Mongrel now looked a touch disgruntled. He was trying to picture this, but the thought was too big for him, and wouldn’t fit his brain. He glanced at Tanner, who was looking at the Doctor with sympathy, so he decided Dr. Calgori must be speaking nonsense. He mumbled a “Poor chap,” and made a pitying frown.
Calgori responded to this with a raised eyebrow, and continued slower, “It became apparent that if I was to send a vessel forward in time, or backward, it would be best to do it far away from anything. As high in the air as possible, to avoid the possibility of it reappearing inside in a solid object. And if it was traveling more than fifteen minutes or so, it was also crucial that the vessel arrived precisely at the same time of year as when it departed, or else the earth would be in a different position in its orbit around the sun, and could end up buried, or more likely, lost forever in the stars.”

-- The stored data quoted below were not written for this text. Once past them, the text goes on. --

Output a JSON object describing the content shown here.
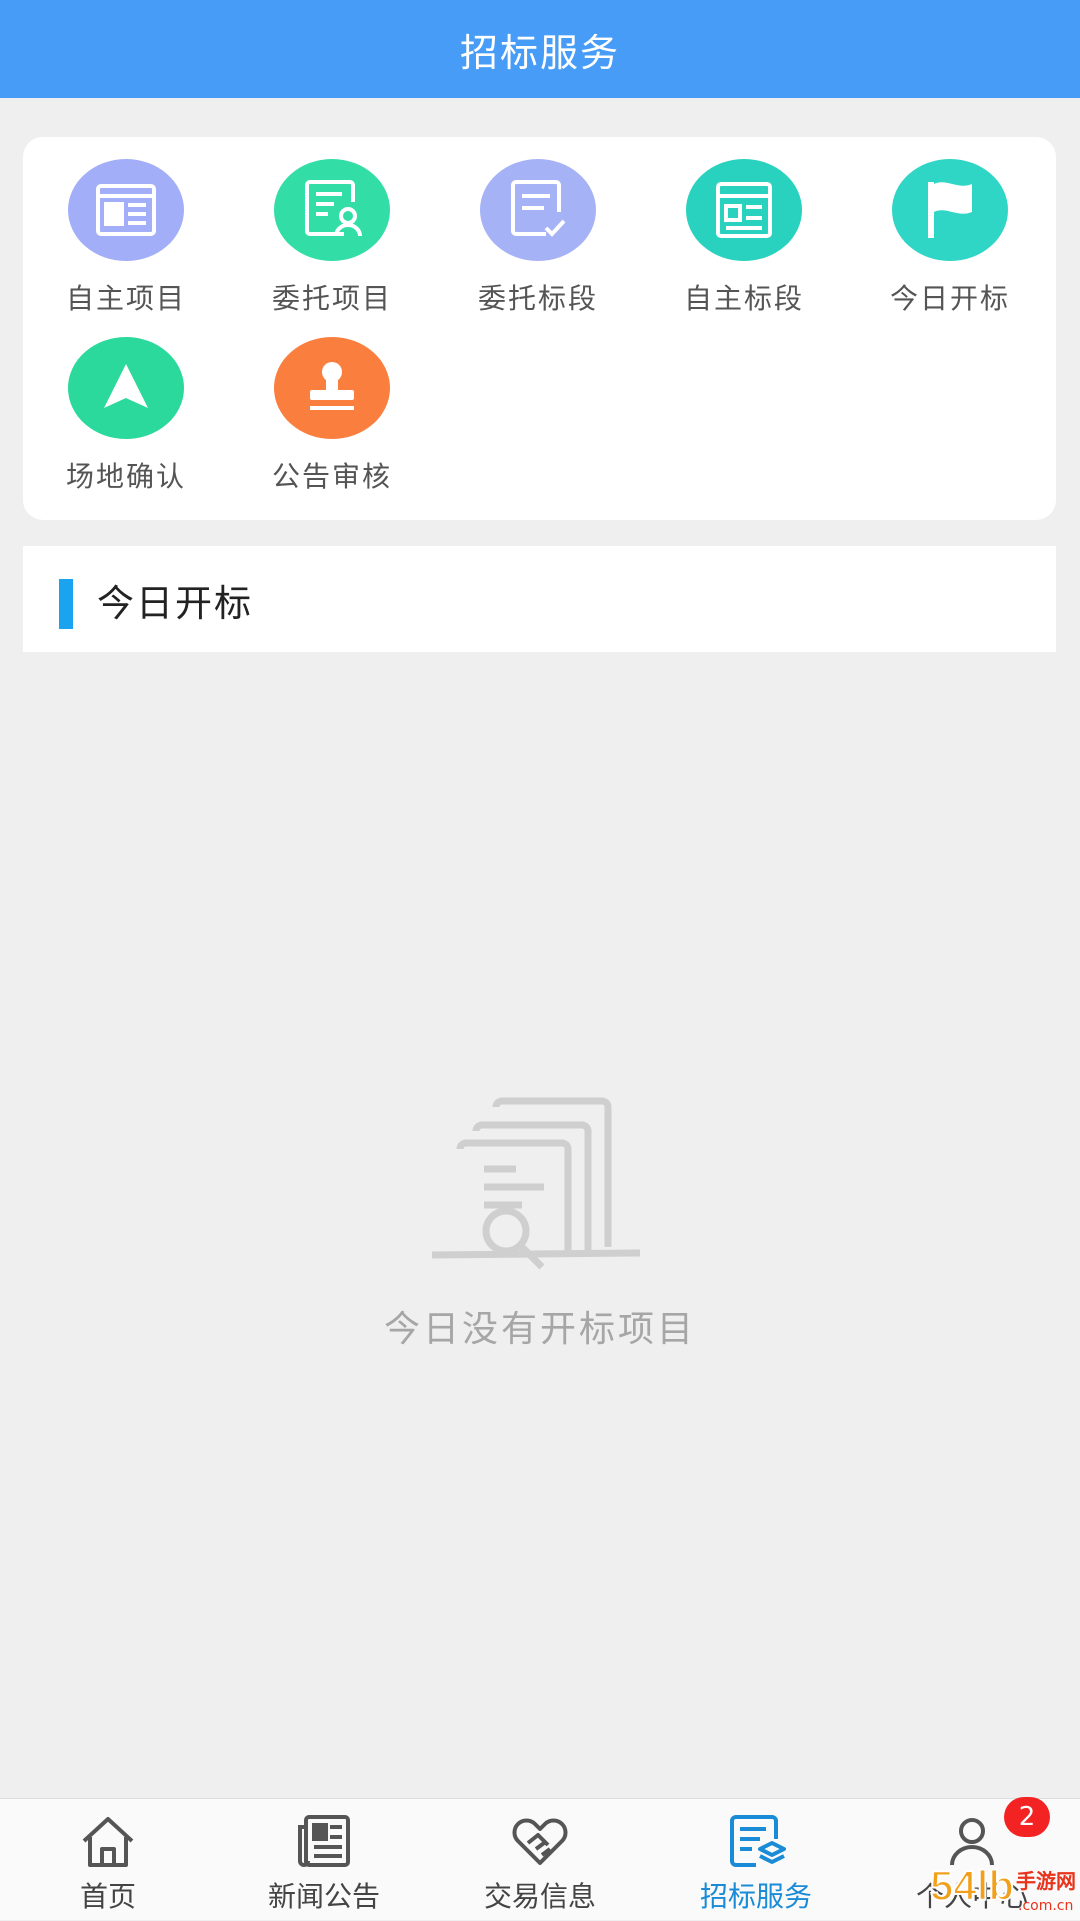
{
  "header": {
    "title": "招标服务"
  },
  "menu": {
    "items": [
      {
        "label": "自主项目",
        "icon": "newspaper-icon",
        "color": "#a2aef7"
      },
      {
        "label": "委托项目",
        "icon": "document-person-icon",
        "color": "#33dea6"
      },
      {
        "label": "委托标段",
        "icon": "document-check-icon",
        "color": "#a6b2f6"
      },
      {
        "label": "自主标段",
        "icon": "form-icon",
        "color": "#28d2be"
      },
      {
        "label": "今日开标",
        "icon": "flag-icon",
        "color": "#2fd6c6"
      },
      {
        "label": "场地确认",
        "icon": "navigation-arrow-icon",
        "color": "#2ad99b"
      },
      {
        "label": "公告审核",
        "icon": "stamp-icon",
        "color": "#fa7f3f"
      }
    ]
  },
  "section": {
    "title": "今日开标"
  },
  "empty_state": {
    "text": "今日没有开标项目",
    "icon": "document-search-icon"
  },
  "tabbar": {
    "tabs": [
      {
        "label": "首页",
        "icon": "home-icon",
        "active": false
      },
      {
        "label": "新闻公告",
        "icon": "news-icon",
        "active": false
      },
      {
        "label": "交易信息",
        "icon": "handshake-icon",
        "active": false
      },
      {
        "label": "招标服务",
        "icon": "bidding-service-icon",
        "active": true
      },
      {
        "label": "个人中心",
        "icon": "user-icon",
        "active": false
      }
    ],
    "badge": "2"
  },
  "colors": {
    "header": "#479cf7",
    "accent": "#1aa3ee",
    "active_tab": "#1a8bd6",
    "badge": "#f42323"
  },
  "watermark": {
    "text": "54lb手游网",
    "subtext": ".com.cn"
  }
}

Every face in the room but Calgori’s was now wide-eyed, open mouthed, and horrified. It would seem they finally understood what he was getting at. A tin cup fell from someone’s hand and rattled on the
floor.
“Oh, buckup, you ninnies. You’re all still alive. I’ve got you here…now…and I will…” But at that point the doctor flushed and collapsed.
Tanner helped him to a chair and after a brief pause, Daniel continued, “Our mission is now threefold – obtain lumber, make repairs, and possibly make design changes, since it would appear that the last minute changes to the Ophelia are not as structurally sound as we had hoped. Then we need to acquire fuel, and we need food. We’ve been adrift up here for a couple weeks, and I don’t know how much longer before we can return to London, so we need to resupply soon.”.
At this point I recognized why I was here. I said, “I have a proposition to make you. I think we can help with all of these, since we know this time vastly better than any of you. It was smart to keep your presence a secret. Governments in our time don’t like anything unlicensed and free.”
“Is there a time when they do?” Calgori mumbled, glowering.
“You won’t be free for long,” I added “If they catch you. So you need to operate completely undetected as long as we are in this time. I can direct your acquisitions of food, fuel, and what… spare parts? In exchange for my helping you, I want to return with you back in time. We’ll have to figure out when and how we do this, but at some point I’d like to try to do something that prevents our friends from dying today.” I spent the hours since the crash in a mix of emotions. Somewhere in the back of my mind was the ongoing argument - Did I cause the death of my friends by ignoring Kristina’s fears? Did I kill my friends in my own need for a less mundane life? What would I do differently, if I could do it all again? Here I stood being told that I could in fact go back and do it all again. At least, I stuck with this ship, and if the stars all lined up correctly.